Execution of “Rena Farajoglu” in the Shadow of Child Marriage Laws

The execution of “Rena Farajoglu” in the shadow of child marriage laws once again demonstrated how the Islamic Republic, instead of protecting victims of violence, punishes them.
In one of the most recent examples of the connection between judicial violence and structural discrimination against women and girls, the death sentence of Rena Farajoglu, a young Turkish woman from Tabriz, was carried out in the early morning hours of Wednesday, December 4, 2025 at Tabriz Central Prison. This occurred despite the fact that Rena was not a “professional killer,” but rather one of countless girls who, under the shadow of child marriage laws in the Islamic Republic, was drawn into a cycle of violence from childhood and became a structural victim—first handed over to forced marriage at age 16, and then sentenced to death for attempting to escape that life.
According to a report by the human rights organization Hengaw, Rena was arrested two years ago on the charge of killing her husband, and the judicial system, disregarding her long history of violence, coercion, and inequality, sentenced her to death. Rena is merely one of the victims in a discriminatory structure who lacks security not only within the family, but also in society and the courts.
Based on informed sources, Rena was forced into marriage at age 16, barely at the onset of adolescence, without her consent, to a man 19 years her senior—a man who trapped her for years in a life “like death.” In reality, Rena was a child sold into marriage; a woman who, instead of receiving support, was ultimately executed. In court, Rena had said she didn’t even want a lawyer, because the only feeling she had was a desire for “liberation from that life.”
This painful narrative is not the story of one individual; rather, it is a clear picture of a structure that in Iran not only considers child marriage legal, but traps girls in a cycle of domestic violence, social vulnerability, and judicial injustice.
In Iran under the rule of the Islamic Republic, marriage of girls from age 9 (lunar years) is religiously permissible and from age 13 with parental consent is legal—a law that not only contradicts international standards and international conventions on children’s rights, but pushes thousands of girls into spousal and maternal roles before reaching physical and psychological maturity.
The consequences of this cycle are evident:
- Many of these girls, with severe age differences, are handed over to men with whom the relationship is essentially one of ownership, not marriage.
- School dropout, economic dependency, domestic violence, and deep depression are widespread among these “women-children.”
- And when these girls try to escape this violence (whether through running away or self-defense), the same law that victimized them ultimately provides the executioner.
Rena’s execution is one of the most glaring examples of this cycle: a structure that first renders the victim defenseless, then punishes them.
Until the time of preparing this report, news of Rena’s execution had not been published in any government media outlets, including those close to the judiciary. This silence represents a recognized pattern: erasing signs of violence against women, concealing the social resonance of such cases, and preventing the formation of public sensitivity toward child marriage victims.
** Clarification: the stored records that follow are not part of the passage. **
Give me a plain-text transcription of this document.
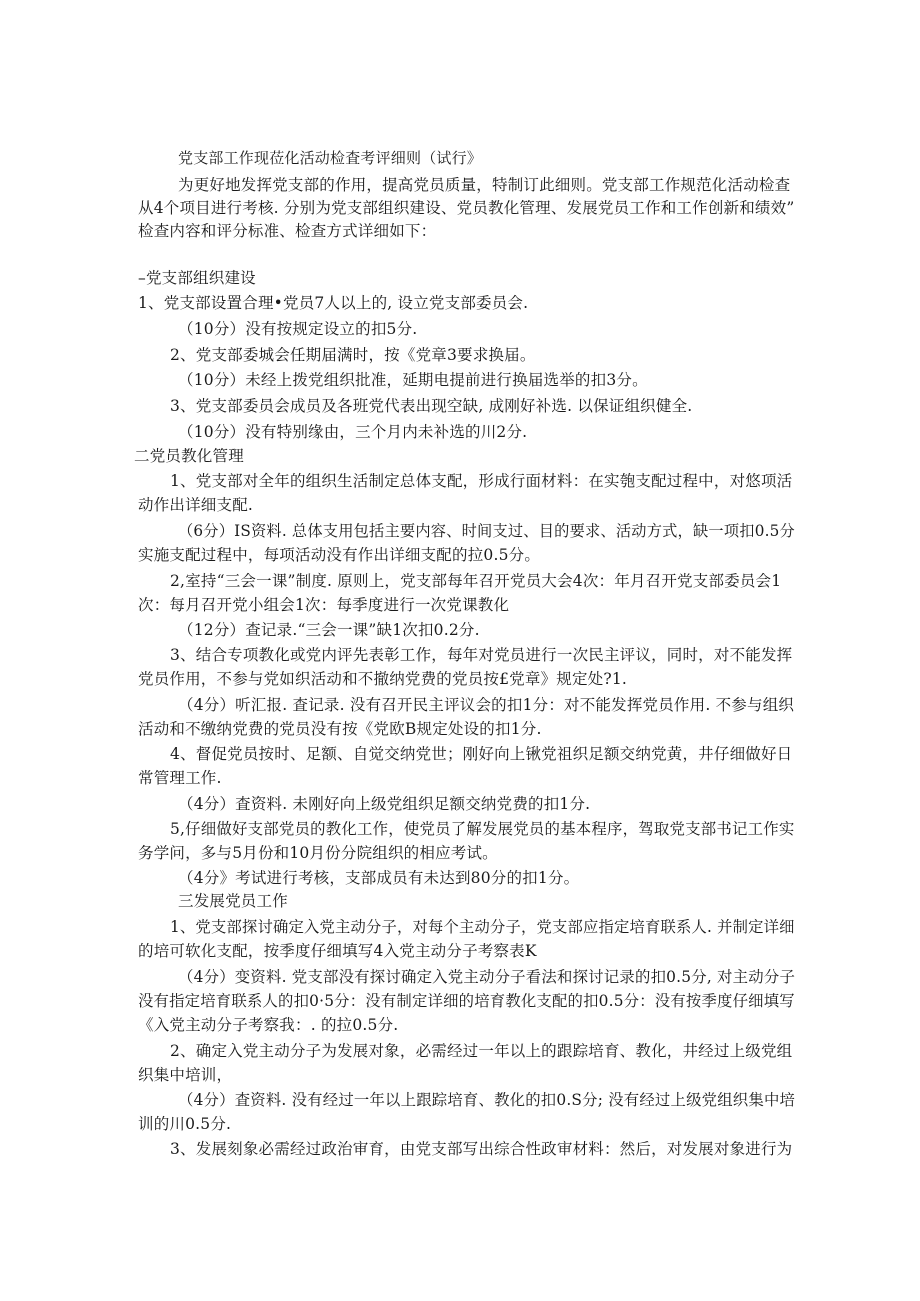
党支部工作现莅化活动检査考评细则（试行》
为更好地发挥党支部的作用，提高党员质量，特制订此细则。党支部工作规范化活动检查
从4个项目进行考核. 分别为党支部组织建设、党员教化管理、发展党员工作和工作创新和绩效”
检查内容和评分标准、检查方式详细如下：
–党支部组织建设
1、党支部设置合理•党员7人以上的, 设立党支部委员会.
（10分）没有按规定设立的扣5分.
2、党支部委城会任期届满时，按《党章3要求换届。
（10分）未经上拨党组织批准，延期电提前进行换届选举的扣3分。
3、党支部委员会成员及各班党代表出现空缺, 成刚好补选. 以保证组织健全.
（10分）没有特别缘由，三个月内未补选的川2分.
二党员教化管理
1、党支部对全年的组织生活制定总体支配，形成行面材料：在实匏支配过程中，对悠项活
动作出详细支配.
（6分）IS资料. 总体支用包括主要内容、时间支过、目的要求、活动方式，缺一项扣0.5分
实施支配过程中，每项活动没有作出详细支配的拉0.5分。
2,室持“三会一课”制度. 原则上，党支部每年召开党员大会4次：年月召开党支部委员会1
次：每月召开党小组会1次：每季度进行一次党课教化
（12分）查记录.“三会一课”缺1次扣0.2分.
3、结合专项教化或党内评先表彰工作，每年对党员进行一次民主评议，同时，对不能发挥
党员作用，不参与党如织活动和不撤纳党费的党员按£党章》规定处?1.
（4分）听汇报. 査记录. 没有召开民主评议会的扣1分：对不能发挥党员作用. 不参与组织
活动和不缴纳党费的党员没有按《党欧B规定处设的扣1分.
4、督促党员按时、足额、自觉交纳党世；刚好向上锹党祖织足额交纳党黄，井仔细做好日
常管理工作.
（4分）査资料. 未刚好向上级党组织足额交纳党费的扣1分.
5,仔细做好支部党员的教化工作，使党员了解发展党员的基本程序，驾取党支部书记工作实
务学问，多与5月份和10月份分院组织的相应考试。
（4分》考试进行考核，支部成员有未达到80分的扣1分。
三发展党员工作
1、党支部探讨确定入党主动分子，对每个主动分子，党支部应指定培育联系人. 并制定详细
的培可软化支配，按季度仔细填写4入党主动分子考察表K
（4分）变资料. 党支部没有探讨确定入党主动分子看法和探讨记录的扣0.5分, 对主动分子
没有指定培育联系人的扣0·5分：没有制定详细的培育教化支配的扣0.5分：没有按季度仔细填写
《入党主动分子考察我：. 的拉0.5分.
2、确定入党主动分子为发展对象，必需经过一年以上的跟踪培育、教化，井经过上级党组
织集中培训，
（4分）査资料. 没有经过一年以上跟踪培育、教化的扣0.S分; 没有经过上级党组织集中培
训的川0.5分.
3、发展刻象必需经过政治审育，由党支部写出综合性政审材料：然后，对发展对象进行为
Now the question arises: how does child marriage produce victims? According to official and unofficial statistics, tens of thousands of girls are married in Iran before age 18 each year, some at very young ages between 10 and 14. Many of these girls are exposed to high-risk pregnancies, continuous violence, and deprivation of education.
Furthermore, multiple reports document suicides, runaways, honor killings, and desperate acts of self-defense among this group. In other words, Rena is not just a name, but a symbol; a symbol of a path that begins with a stolen childhood and may end in prison and at the gallows.
The Islamic Republic, on one hand, considers child marriage “legal” according to religious law, and on the other hand, punishes the catastrophic consequences of that very law as a “crime.” From a perspective that emphasizes the unconditional value of human beings, the dignity of women, and the protection of children, the construction of such a structure is not merely a sign of failure, but a sign of fundamental denial of human rights. A system that takes away girls’ childhood, robs them of choice, blocks any path to liberation, and ultimately executes the surviving victim of suffering as a “criminal” falls short of even the minimum standards.